In April of this year the Union exposed to the Board of County Commissioners that the Alabama based Company had vehicles and vans in terrible and unsafe conditions. The Union took about 50 pictures and it revealed most Pensacola Bay Transportation vans with significant body damage, driver seats with exposed foam and springs that drivers had to sit on. The pictures showed holes in the roofs and side panels missing allowing mold to be built up and breathed in by drivers and passengers. Drivers reported many vans with bug problems. The Pensacola Bay Transportation building was reported not being kept up and maintained properly.

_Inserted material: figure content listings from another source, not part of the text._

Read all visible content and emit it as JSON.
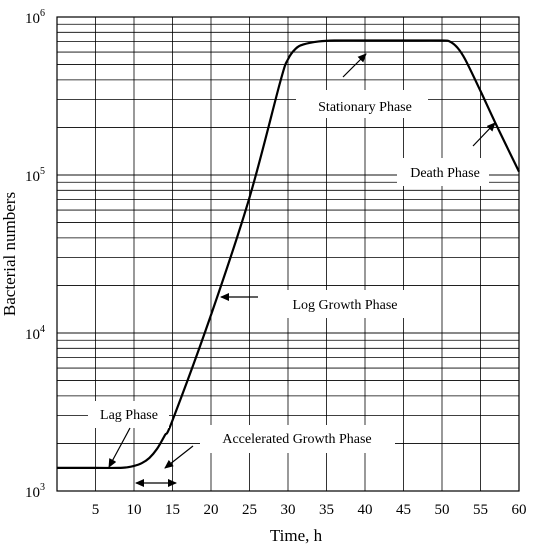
{
  "chart_data": {
    "type": "line",
    "title": "",
    "xlabel": "Time, h",
    "ylabel": "Bacterial numbers",
    "x_scale": "linear",
    "y_scale": "log",
    "xlim": [
      0,
      60
    ],
    "ylim": [
      1000,
      1000000
    ],
    "grid": true,
    "x_ticks": [
      5,
      10,
      15,
      20,
      25,
      30,
      35,
      40,
      45,
      50,
      55,
      60
    ],
    "y_ticks": [
      1000,
      10000,
      100000,
      1000000
    ],
    "y_tick_labels": [
      {
        "base": "10",
        "exp": "3"
      },
      {
        "base": "10",
        "exp": "4"
      },
      {
        "base": "10",
        "exp": "5"
      },
      {
        "base": "10",
        "exp": "6"
      }
    ],
    "series": [
      {
        "x": [
          0,
          5,
          8,
          9,
          10,
          11,
          12,
          13,
          14,
          15,
          20,
          25,
          29,
          30,
          31,
          32,
          34,
          36,
          40,
          45,
          50,
          51,
          52,
          53,
          55,
          57,
          60
        ],
        "y": [
          1400,
          1400,
          1400,
          1410,
          1440,
          1500,
          1620,
          1850,
          2250,
          2800,
          13000,
          72000,
          390000,
          540000,
          630000,
          670000,
          700000,
          710000,
          710000,
          710000,
          710000,
          700000,
          640000,
          540000,
          340000,
          210000,
          105000
        ]
      }
    ],
    "annotations": [
      {
        "text": "Lag Phase",
        "arrow_to": [
          6.5,
          1420
        ]
      },
      {
        "text": "Accelerated Growth Phase",
        "arrow_to": [
          13.5,
          1450
        ],
        "range_arrow": [
          10,
          15
        ]
      },
      {
        "text": "Log Growth Phase",
        "arrow_to": [
          20.5,
          16000
        ]
      },
      {
        "text": "Stationary Phase",
        "arrow_to": [
          40,
          650000
        ]
      },
      {
        "text": "Death Phase",
        "arrow_to": [
          56,
          225000
        ]
      }
    ]
  }
}
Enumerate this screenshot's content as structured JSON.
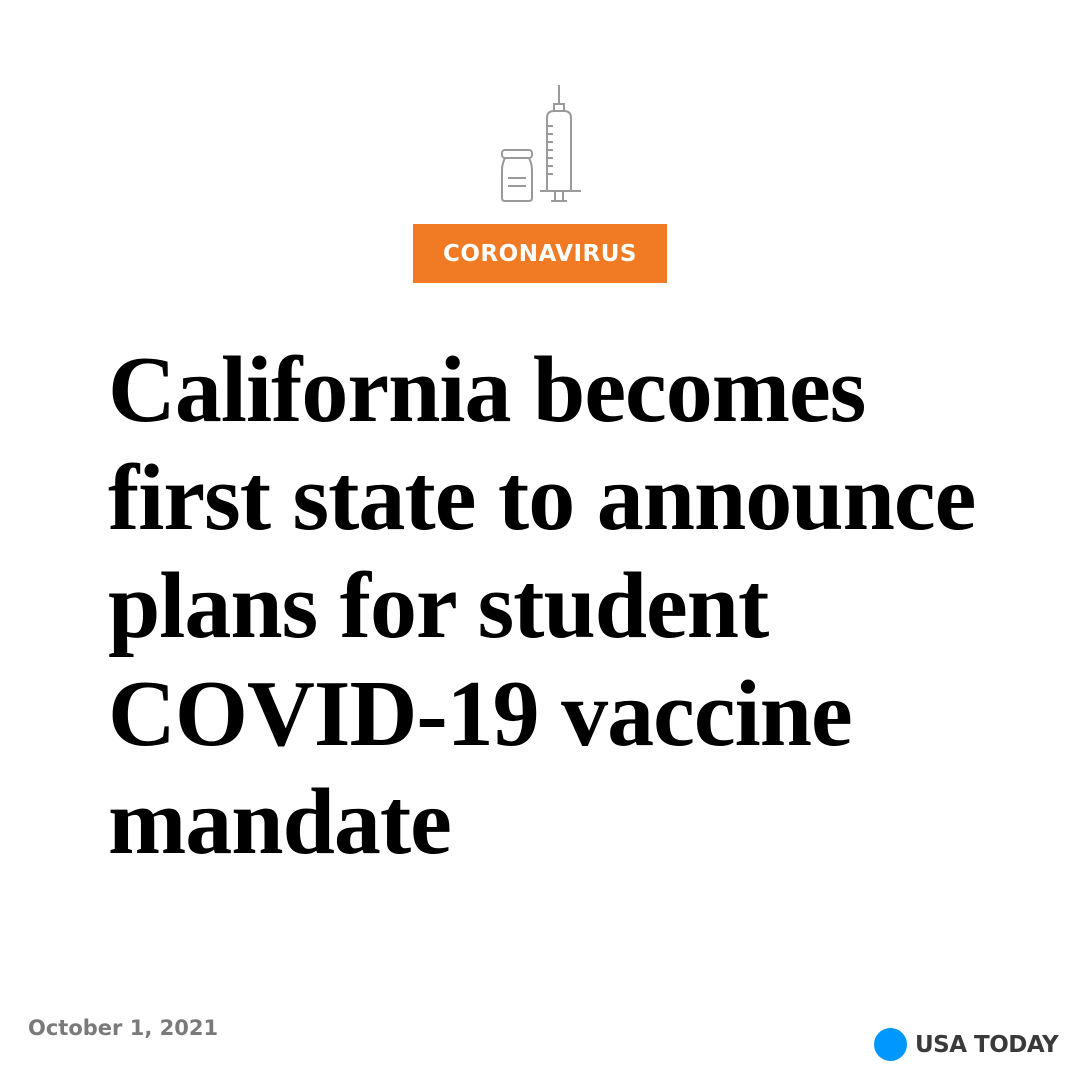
{
  "icon": {
    "name": "vaccine-vial-syringe-icon",
    "color": "#9a9a9a"
  },
  "category": {
    "label": "CORONAVIRUS",
    "color": "#f07b24"
  },
  "headline": {
    "text": "California becomes first state to announce plans for student COVID-19 vaccine mandate"
  },
  "footer": {
    "date": "October 1, 2021"
  },
  "brand": {
    "name": "USA TODAY",
    "dot_color": "#0098fe"
  }
}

By June of this year many clients who ride the Para transit system started making complaints directly to County officials about the poor scheduling and conditions of the equipment. Dialysis clients and Dialysis Facilities made formal complaints to Commissioners like Commissioner Lumon May and Assistant County Administrator Larry Newsom. In July nurses from several local Dialysis facilities met with Commissioner May and Larry Newsom telling their stories of patients having to sit in their wheelchairs for hours waiting on Pensacola Bay Transportation to pick them up. They told them that often employees of the Dialysis facilities having to stay late after the facility closed to stay with their patients as they waited on the Pensacola Bay Transportation vans to pick them up. They talked about not being picked up for hours after their appointments and how damaging that was after being hooked up to the dialysis machines and how it physically and mentally drained the patients. Many other passengers of the system complained of the poor managing of the system by Pensacola Bay Transportation, especially noting the scheduling problems and poor vehicles. Most noted that this was not the drivers fault but they felt sorry for the drivers and the poor conditions they had to work under.
Union President Michael Lowery and the Union negotiating team has committed to reaching a comparable benefit package for all transit workers as noted by Commissioners as their require for their employees under the County departments. County Commissioner Chairman Gene Valentino in a recent County Commission meeting noted that it was his intent to make sure that Transit workers had comparable retirement and healthcare coverage to the Board of County Commission workers. Lowery states that he will work day and night with all involved to reach agreements for both ECAT and Pensacola Bay Transportation employees. Lowery also states that it remains the goal of the Union that all transit workers become public employees under the Board of County Commission but he and his team will keep an open mind. He continues to point out that all tax dollars, especially noting the new 4 cent gas tax for transit which starts January 1, 2014 should remain entirely in Escambia County. Lowery states, “Allowing our tax dollars to go out of our County and State or for that matter out of our Country is just not stewards of our tax dollars and helping grow our local economy.”